Prebunking Kamala Harris
The Russians are likely to pull out all the stops against the Vice-President; we should anticipate and start mitigations now
This will only be a short post, as it is late, I have other work to do, and a lot is happening.
As I write this, Vice-President Kamala Harris is preparing her campaign for the presidency. I am unversed in US politics, so I cannot comment on her and her chances on winning (although in many Russian minds, these chances are linked with the fate of Ukraine).
However, as soon as President Biden announced that he was stepping down, I immediately turned to one of my many phones to track what Russian sources were saying about events in the United States.
Naturally, the social media platform which I prioritise in watching Russian messaging is Telegram, the Russian-developed instant messaging service that is critical for pro-Russian sources in disseminating their material. Telegram is the starting point for much Russian hostile messaging. Telegram has, to my mind, transformed the way messaging – and information manipulation – works, to such an extent that, I believe, it should be studied separately from other platforms. Its architecture and impact are so distinct, certainly for the areas which I monitor and analyse, that it warrants much more dedicated examination.
More of that later. What was interesting yesterday (Sunday 21 July) was that key Russian Telegram channels seemingly had not had time to formulate a specific line on Biden’s decision to step down. Instead, prominent channels were recycling material from American media – invariably criticism of Harris – dubbed into Russian for domestic audiences.
This has changed today. Curators of pro-Kremlin channels have started to develop their own attacks on Harris, seemingly concerned that she will become the Democrats’ choice.
This is where prebunking could be extremely useful in preparing mitigations against Russian informational attacks. I have previously argued that we should move to a clever war of manoeuvres in the information war with Russia, rather than a positional information war. Much of our government and other communications work on Russian messaging has been highly reactive: we should combine expertise (regional experts, specialists on information manipulation, policy experts) to anticipate Russian lines of attack and launch our own information campaigns in advance to protect our democratic interests.
Telegram is a key source to examine in trying to anticipate what the Russians might do. Already the pro-Russian channels are posting the most egregious slurs on Harris, and we should be prepared for much worse.
This evening I have seen Russian channels call Harris a paedophile, incapable, worse than Biden, more dangerous than Biden, ambitious, and – this is awful – Vitaliy Klichko’s twin sister. There is almost certainly worse out there, and almost certainly worse to come.
At this point – this is a short post – I would like to point to this excellent and really important report by Nina Jankowicz and others at the Wilson Center – on how gender, sex, and lies are weaponized against women online. Priming and educating audiences about gendered information hostility is a crucial issue, and is likely to be extremely important in the US presidential race if – as seems likely – Harris wins the Democratic candidacy.
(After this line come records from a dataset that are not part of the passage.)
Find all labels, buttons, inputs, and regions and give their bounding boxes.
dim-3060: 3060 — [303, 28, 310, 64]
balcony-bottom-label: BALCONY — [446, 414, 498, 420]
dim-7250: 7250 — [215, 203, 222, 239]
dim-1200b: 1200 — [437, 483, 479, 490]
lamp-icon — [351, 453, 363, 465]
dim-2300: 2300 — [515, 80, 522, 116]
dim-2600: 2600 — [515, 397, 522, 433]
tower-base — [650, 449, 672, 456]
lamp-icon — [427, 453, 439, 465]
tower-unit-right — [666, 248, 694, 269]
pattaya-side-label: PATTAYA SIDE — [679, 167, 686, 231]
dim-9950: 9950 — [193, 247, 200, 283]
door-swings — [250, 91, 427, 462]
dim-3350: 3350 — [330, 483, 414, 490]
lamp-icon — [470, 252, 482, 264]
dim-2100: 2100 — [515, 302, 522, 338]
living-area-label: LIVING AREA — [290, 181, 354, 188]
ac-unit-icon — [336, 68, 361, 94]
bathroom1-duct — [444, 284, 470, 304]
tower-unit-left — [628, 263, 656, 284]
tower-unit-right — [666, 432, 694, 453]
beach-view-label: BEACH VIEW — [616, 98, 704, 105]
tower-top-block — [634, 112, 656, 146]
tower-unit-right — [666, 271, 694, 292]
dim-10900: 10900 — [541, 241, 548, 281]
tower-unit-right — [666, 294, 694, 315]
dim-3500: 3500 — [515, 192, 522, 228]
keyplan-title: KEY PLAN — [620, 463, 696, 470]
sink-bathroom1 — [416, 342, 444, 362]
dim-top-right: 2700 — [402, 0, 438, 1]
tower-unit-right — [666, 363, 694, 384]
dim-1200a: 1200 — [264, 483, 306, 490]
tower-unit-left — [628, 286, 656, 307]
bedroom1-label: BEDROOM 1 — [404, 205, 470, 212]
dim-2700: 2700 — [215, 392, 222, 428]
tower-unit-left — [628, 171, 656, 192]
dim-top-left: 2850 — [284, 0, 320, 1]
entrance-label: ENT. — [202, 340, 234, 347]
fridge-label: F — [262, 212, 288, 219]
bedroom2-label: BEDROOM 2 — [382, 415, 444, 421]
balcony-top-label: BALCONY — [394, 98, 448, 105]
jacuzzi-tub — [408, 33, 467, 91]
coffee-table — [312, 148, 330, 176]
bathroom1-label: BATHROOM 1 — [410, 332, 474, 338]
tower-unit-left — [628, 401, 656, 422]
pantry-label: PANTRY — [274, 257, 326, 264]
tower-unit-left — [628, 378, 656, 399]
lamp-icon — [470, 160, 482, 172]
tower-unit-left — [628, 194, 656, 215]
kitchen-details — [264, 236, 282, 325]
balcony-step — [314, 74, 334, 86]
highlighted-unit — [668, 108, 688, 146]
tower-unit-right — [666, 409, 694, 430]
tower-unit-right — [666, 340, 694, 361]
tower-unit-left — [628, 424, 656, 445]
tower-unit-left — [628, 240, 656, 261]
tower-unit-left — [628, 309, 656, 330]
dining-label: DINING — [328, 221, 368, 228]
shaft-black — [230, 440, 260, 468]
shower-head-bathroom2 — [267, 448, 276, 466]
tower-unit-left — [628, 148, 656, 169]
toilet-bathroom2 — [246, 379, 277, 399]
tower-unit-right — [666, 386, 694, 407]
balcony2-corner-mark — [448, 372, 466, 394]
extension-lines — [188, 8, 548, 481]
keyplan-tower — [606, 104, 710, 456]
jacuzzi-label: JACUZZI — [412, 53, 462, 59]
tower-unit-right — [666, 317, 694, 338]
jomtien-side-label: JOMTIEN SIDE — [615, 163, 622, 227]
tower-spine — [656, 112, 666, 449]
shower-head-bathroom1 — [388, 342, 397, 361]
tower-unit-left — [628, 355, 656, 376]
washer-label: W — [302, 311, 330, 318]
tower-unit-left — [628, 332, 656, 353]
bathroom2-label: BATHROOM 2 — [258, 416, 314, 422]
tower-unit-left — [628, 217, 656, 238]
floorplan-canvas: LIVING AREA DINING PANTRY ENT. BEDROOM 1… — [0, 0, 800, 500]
The final point to make in this how Russian messaging – and likely Russian political thinking more widely – blurs the issues of the US elections and Ukraine. For many Russian politicians, the two issues are part of the same, increasingly spiritual, conflict, the holy war of Russianness against anything seemingly anti-Russian.
In Russian information operations, the two issues also merge. Moscow uses its supposed success on the battlefield in Ukraine to target Americans with messaging that Biden is losing the war; it also uses reporting about the US presidential candidates for domestic audiences, claiming that Washington is the greatest anti-Russian threat to them.
Some Russian pundits do see Biden’s departure as an unknown quantity, a black swan. Yet their reporting is likely to consolidate around specific themes concerning Harris: that she is supposedly complicit in Biden’s presidency and its alleged mistakes, that she is immature, puerile, and inexperienced. Misogyny will almost certainly play a key role in this. It is time to prepare now.